Аксаков думал пробыть с год за границей, но пробыл в Германии, кажется, не более четырех месяцев, страдая тоской по Москве и порываясь к родному очагу, без которого жизнь была для него невозможна.
Европа не произвела на него приятного впечатления; он возвратился в Москву еще более яростным москвичом, чем был до своей поездки, и скоро сделался ожесточенным противником Запада и одним из самых фанатических представителей славянофилизма.
Ходило множество забавных рассказов из заграничной жизни Аксакова. Я помню один, справедливость которого, смеясь, подтверждал сам он.
На углу одной из берлинских улиц Аксаков заметил девочку лет 17-ти, продававшую что-то. Девушка эта ему понравилась. Она всякий день являлась на свое привычнее место, и он несколько раз в день проходил мимо нее, не решаясь, однако, заговорить с нею…
Однажды (дней через девять после того, как он в первый раз заметил ее) он решился заговорить с нею…
После нескольких несвязных слов, произнесенных дрожащим голосом, он спросил ее, знает ли она Шиллера, читала ли она его?
Девушка очень удивилась этому вопросу.
– Нет, – отвечала она, – я не знаю, о чем вы говорите; а не угодно ли вам что-нибудь купить у меня?
Аксаков купил какую-то безделушку и начал толковать ей, что Шиллер – один из замечательнейший германских поэтов, и в доказательство с жаром прочел ей несколько стихотворений.
Девушка выслушала его более с изумлением, чем с сочувствием.
Аксаков явился к ней на другой день и принес ей в подарок экземпляр полных сочинений Шиллера.
– Вот вам, – сказал он, – читайте его… Это принесет вам пользу. Вы увидите, что, независимо от таланта, личность Шиллера – самая чистая, самая идеальная, самая благородная…
– Благодарю вас, – произнесла девушка, делая книксен, – а позвольте спросить, сколько стоят эти книжки?..
– Четыре талера.
– Ах боже мой, сколько! – наивно воскликнула девушка. – Благодарю вас… Но уж если вы так добры, так лучше бы вы мне вместо книжек деньгами дали…
Аксаков побледнел, убежал от нее с ужасом и с тех пор избегал даже проходить мимо того угла, где она вела свою торговлю.
* * *Ненависть к Петербургу, как читатель уже видел, питали не одни московские славянофилы, а и москвичи-западники, как, например, Корш и Кетчер.
Надобно было посмотреть на бедного Кетчера, когда он вздумал было переселиться в Петербург, по совету своего брата, на службу в Медицинский департамент!
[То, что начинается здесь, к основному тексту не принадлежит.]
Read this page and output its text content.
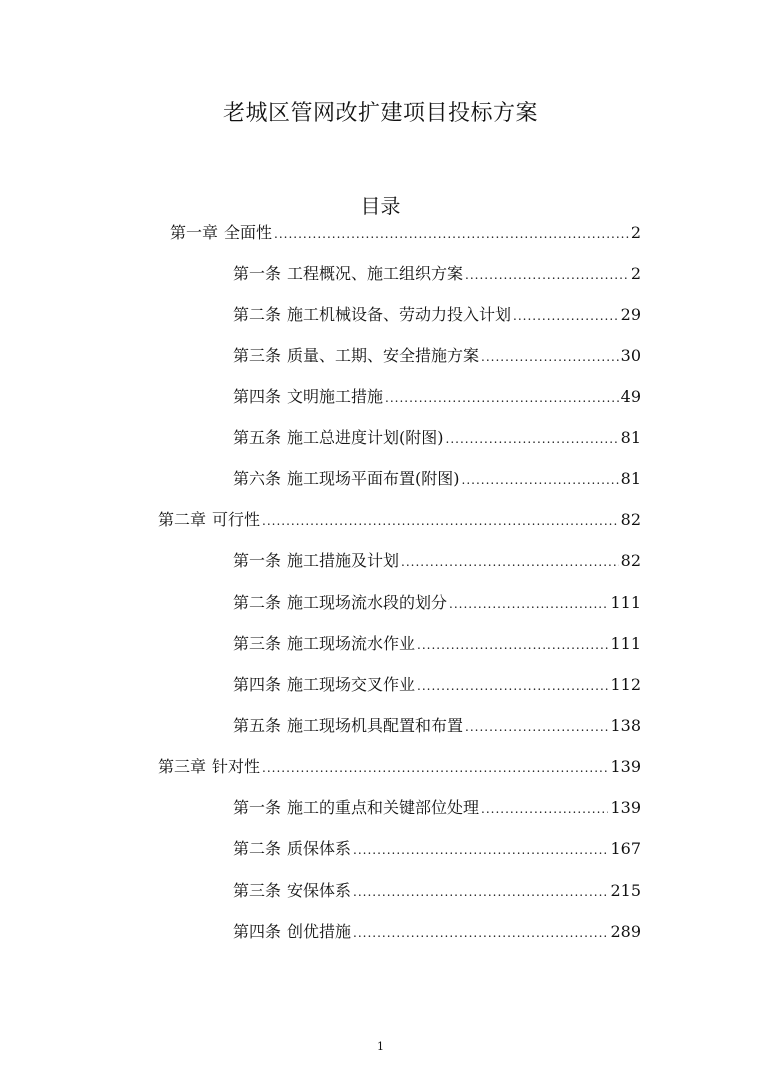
老城区管网改扩建项目投标方案
目录
第一章 全面性 .....	2
第一条 工程概况、施工组织方案 .....	2
第二条 施工机械设备、劳动力投入计划 .....	29
第三条 质量、工期、安全措施方案 .....	30
第四条 文明施工措施 .....	49
第五条 施工总进度计划(附图) .....	81
第六条 施工现场平面布置(附图) .....	81
第二章 可行性 .....	82
第一条 施工措施及计划 .....	82
第二条 施工现场流水段的划分 .....	111
第三条 施工现场流水作业 .....	111
第四条 施工现场交叉作业 .....	112
第五条 施工现场机具配置和布置 .....	138
第三章 针对性 .....	139
第一条 施工的重点和关键部位处理 .....	139
第二条 质保体系 .....	167
第三条 安保体系 .....	215
第四条 创优措施 .....	289
1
Кетчеру была необходима жизнь нараспашку, в каком-нибудь маленьком деревянном флигельке с садиком или по крайней мере с палисадником, в котором бы он мог копаться запросто в халате: садить огурцы и подсолнечники; вести небольшое хозяйство, иметь небольшие запасы, – для этого требовались различные чуланчики, небольшой отдельный погребок и тому подобное…
В Москве он легко пользовался всеми этими удобствами: сохранял кислую капусту до осени и угощал середи лета друзей своих жирными селянками; по утрам он беспрестанно переходил от своих гряд с огурцами к переводу Шекспира и от Шекспира снова к огурцам; после раннего обеда отправлялся куда-нибудь за город к приятелям и собирал дорогой еще иногда грибы, проходя через какой-нибудь лесок, а вечером кричал и хохотал на вольном воздухе, разливая шампанское… После такой привольной, размашистой жизни он вдруг очутился в тесной квартире огромного петербургского дома, по крайней мере с 4000 обитателей, на самом верху: грязная лестница, ни одного чуланчика, ни одной травки на вымощенном дворе, – все как-то узко, тесно… и приятели – люди небогатые и расчетливые, у которых шампанское не появляется всякий день?.. Ни голосу, ни движениям, ни размашистым привычкам нет никакого простора.